Pete And The Pirates

The crowd is slow in arriving tonight for this John Peel Tribute Day gig at Clwb Ifor Bach, but, undeterred by the wide-open spaces, we voyage inside in the hope of maybe finding a Peel-esque gem. Of course we know all about the headliners Pete And The Pirates and look forward to seeing them again with a tinge of excitement after their blinding show at this year’s End Of The Road festival. But first, a disparate troupe of players take the stage with an air of quaint fascination.

Everyone Else But Burt manoeuvre tonight’s empty spaces like they’ve done it before, ploughing on with their set in intrepid abandon despite an abundant lack of interest. The lead singer is in appearance a quarter Bruce Springsteen, a quarter Jonathan Richman, and a half Welsh Valleys’ rock star, which is some fantastic mix, and at their best their songs sway like a soothing summertime breeze.

There’s a Jesus look-a-like stage right, a scarecrow at the back that comes to life ten minutes into the set to wreak tambourine havoc, and a trumpet player who informs their songs with a kind of jazzy mischief. When they leave the stage at the end to the somewhat tragic site of a crowd at last starting to form, I can’t help but feel sorry for them.

There’s an anticipatory atmosphere as Pete And The Pirates stand tuning. When they launch into recent single Come On Feet the place erupts. The Pirates have songs to soundtrack the journey of beatific hearts, playing them live with a boyish charm and ease that defies belief.

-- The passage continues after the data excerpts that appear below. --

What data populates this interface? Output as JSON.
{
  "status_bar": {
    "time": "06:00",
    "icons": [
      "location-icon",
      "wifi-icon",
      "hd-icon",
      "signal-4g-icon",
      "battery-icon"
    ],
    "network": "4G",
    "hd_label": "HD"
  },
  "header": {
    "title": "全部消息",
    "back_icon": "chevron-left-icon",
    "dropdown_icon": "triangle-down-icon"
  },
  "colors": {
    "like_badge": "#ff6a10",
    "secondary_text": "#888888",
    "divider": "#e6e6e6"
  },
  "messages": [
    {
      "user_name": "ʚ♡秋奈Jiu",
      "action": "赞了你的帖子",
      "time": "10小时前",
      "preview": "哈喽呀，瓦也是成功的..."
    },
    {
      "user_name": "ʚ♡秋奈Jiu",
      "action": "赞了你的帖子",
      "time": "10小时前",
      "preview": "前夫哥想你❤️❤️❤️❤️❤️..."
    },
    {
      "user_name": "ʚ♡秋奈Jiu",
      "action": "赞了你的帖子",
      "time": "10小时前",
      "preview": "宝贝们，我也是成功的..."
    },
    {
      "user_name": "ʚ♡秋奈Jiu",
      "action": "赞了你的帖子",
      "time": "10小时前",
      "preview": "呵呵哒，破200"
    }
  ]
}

The lead guitarist is the spitting image of a young Darren Hayman, busily arched over his axe in that quintessential manner, and Hayman is a really good comparison for the band’s sound in general – upbeat indie magic anchored by wondrous lyricism and poetry.

Lead singer Tommy Sanders commands the centre with a glint in his eye, the multi-layered tracks shooting from his band in spiralling shapes. This Thyme buzzes with lo-fi charm, the guitars bubbling in such a terrific manner before the chorus scrapes the sheen off the stars. A new track called Knots does something very similar, only with a slightly more melancholic air, and coup de grace She Doesn’t Belong builds from winter sadness into little bursts of poetic melodies that threaten to make hearts burst.

With the Pirates, there are no folk pretensions, no retro pop stance, certainly no rock ‘n’ roll antics, just melodies and songs so sharply played as to cut you in half. At the end, we walk to the bar seemingly without feet touching ground. They weren’t even trying. No one has the right to be that good so easily.